With the help of a new federal grant, Lesley University is partnering with Massachusetts community colleges to tackle one of America's biggest educational problems -- the chronic and widespread failure rates in developmental mathematics.

The 100% Math Project, funded by the U.S. Department of Education's Fund for the Improvement of Postsecondary Education (FIPSE), is a partnership among the Massachusetts Community College system, Lesley University and Wellesley College. Cambridge-based software development company, EnabLearning, Inc., is the project's technology partner. The project is one of the largest FIPSE grants ever awarded -- $680,000 over three years.

"Students who struggle with math have a hard time completing their college education," says Lesley School of Education professor George Blakeslee. "Problems with math are a major contributor to student frustration, and can lead to high dropout rates."

Blakeslee and other project partners say the math problem must be approached from several angles. Students, for example, don't see the relevance of math in their daily lives, the faculty is increasingly part-time and inexperienced, and the initial assessment and placement process does not reflect individual students' needs, they say.

The 100% Math Project partnership will develop a new student placement protocol and offer a variety of instructional alternatives to serve students' specific learning styles, including standard classrooms, larger lectures by experienced faculty, completely individualized online or lab-based courses, and scheduled study groups for students who need specialized tutoring. Content also will change so that students can understand why math is important, and new tools will be created so students can better visualize math concepts.

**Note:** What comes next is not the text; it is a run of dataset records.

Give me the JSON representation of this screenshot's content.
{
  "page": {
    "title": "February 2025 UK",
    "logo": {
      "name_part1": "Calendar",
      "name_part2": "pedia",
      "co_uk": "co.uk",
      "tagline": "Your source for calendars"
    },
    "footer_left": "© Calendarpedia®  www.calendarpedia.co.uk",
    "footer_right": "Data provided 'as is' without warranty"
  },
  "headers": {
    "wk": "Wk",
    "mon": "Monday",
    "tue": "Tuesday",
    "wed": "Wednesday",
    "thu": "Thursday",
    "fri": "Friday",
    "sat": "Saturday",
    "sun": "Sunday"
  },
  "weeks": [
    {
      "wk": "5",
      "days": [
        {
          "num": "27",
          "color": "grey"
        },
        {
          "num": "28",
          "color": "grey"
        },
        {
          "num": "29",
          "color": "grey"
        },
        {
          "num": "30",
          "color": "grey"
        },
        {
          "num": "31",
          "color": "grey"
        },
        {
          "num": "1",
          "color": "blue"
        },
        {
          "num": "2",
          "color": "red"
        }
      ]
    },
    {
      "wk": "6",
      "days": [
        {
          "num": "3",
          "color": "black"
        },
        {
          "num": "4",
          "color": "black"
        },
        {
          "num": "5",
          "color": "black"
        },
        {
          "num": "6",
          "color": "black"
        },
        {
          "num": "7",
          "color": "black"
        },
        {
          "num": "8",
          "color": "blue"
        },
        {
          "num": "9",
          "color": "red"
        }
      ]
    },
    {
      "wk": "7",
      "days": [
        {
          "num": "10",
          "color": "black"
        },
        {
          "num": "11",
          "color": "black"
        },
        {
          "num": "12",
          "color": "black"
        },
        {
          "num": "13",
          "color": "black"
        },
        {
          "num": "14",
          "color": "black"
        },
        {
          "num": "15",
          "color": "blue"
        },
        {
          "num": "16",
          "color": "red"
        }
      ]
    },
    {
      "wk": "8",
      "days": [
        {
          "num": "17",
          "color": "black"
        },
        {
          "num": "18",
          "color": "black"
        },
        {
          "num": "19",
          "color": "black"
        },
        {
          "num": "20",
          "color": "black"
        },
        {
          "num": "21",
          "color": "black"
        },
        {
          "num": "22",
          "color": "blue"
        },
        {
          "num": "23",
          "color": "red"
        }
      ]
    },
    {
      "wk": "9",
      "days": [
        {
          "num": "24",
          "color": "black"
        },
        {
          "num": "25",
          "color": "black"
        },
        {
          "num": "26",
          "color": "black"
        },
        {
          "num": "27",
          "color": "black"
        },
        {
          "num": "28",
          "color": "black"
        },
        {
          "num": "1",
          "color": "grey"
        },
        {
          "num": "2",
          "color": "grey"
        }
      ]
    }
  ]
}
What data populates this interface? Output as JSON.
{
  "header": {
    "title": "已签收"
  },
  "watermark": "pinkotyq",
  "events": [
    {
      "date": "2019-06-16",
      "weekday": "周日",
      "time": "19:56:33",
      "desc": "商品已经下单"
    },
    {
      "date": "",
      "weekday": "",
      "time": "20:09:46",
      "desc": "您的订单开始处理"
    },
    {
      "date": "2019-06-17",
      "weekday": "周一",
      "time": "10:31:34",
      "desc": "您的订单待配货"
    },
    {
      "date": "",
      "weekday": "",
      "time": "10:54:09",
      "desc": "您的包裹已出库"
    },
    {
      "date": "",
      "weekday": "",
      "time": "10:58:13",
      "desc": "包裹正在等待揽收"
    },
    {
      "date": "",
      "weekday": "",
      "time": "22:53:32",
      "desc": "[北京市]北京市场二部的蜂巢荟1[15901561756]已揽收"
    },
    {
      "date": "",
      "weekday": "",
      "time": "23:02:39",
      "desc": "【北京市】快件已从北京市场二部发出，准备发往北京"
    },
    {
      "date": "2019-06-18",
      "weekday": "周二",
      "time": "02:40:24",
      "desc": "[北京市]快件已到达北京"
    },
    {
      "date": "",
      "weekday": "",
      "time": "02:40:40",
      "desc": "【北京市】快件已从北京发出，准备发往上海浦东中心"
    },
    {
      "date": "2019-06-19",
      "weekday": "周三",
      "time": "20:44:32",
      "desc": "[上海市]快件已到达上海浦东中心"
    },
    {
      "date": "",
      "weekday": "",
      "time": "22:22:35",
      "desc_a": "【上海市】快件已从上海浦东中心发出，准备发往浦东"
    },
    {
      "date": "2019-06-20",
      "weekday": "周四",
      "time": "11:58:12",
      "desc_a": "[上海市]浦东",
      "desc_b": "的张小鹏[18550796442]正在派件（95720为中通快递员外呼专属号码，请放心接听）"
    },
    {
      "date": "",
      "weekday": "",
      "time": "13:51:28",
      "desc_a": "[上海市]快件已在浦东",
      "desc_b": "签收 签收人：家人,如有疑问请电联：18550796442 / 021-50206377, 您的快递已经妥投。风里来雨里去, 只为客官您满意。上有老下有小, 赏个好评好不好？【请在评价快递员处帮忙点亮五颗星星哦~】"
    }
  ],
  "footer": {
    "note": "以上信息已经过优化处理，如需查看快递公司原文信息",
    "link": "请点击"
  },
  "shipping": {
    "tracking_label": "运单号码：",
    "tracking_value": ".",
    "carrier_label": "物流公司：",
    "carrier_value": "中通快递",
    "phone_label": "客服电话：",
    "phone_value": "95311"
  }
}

Lesley's role is to provide professional development and on-going classroom support for faculty members. The project also aims at creating a strong collegial teaching environment to bring developmental math faculty together regularly to share teaching ideas, methods and content. Lesley will also have responsibility for project evaluation.

Over the course of the project, the 100% Math approach will be introduced at each of the Commonwealth's 15 community colleges. The project also includes the establishment of a Developmental Mathematics Institute to collect data, monitor progress and disseminate information so that similar projects can be implemented in other states. The 100% Math Project will eventually affect how developmental mathematics is taught in community colleges across the nation, according to the project leaders.

Nationwide, there are more than 2 million enrollments in developmental mathematics at community colleges - courses that include basic arithmetic, basic and intermediate algebra, the project's participants say. More than 15 percent of all community college students are enrolled in developmental math, and failure rates reach 50 percent.

In Massachusetts, 80 percent of all incoming community college students do not achieve the required proficiency in the initial mathematics placement test. Nearly half fail their first developmental math course and often drop out of college.

Lesley University (www.lesley.edu) is a 13,000-student, multi-site university for women and men. Anchored by a strong liberal arts curriculum, Lesley offers undergraduate and graduate programs in education, the arts, human services, and management at its Cambridge and Boston campuses and at more than 150 sites in 18 states. Lesley's six schools include the School of Education, the Graduate School of Arts and Social Sciences, the Adult Baccalaureate College, the School of Management, The Art Institute of Boston, and Lesley College, an undergraduate women's college.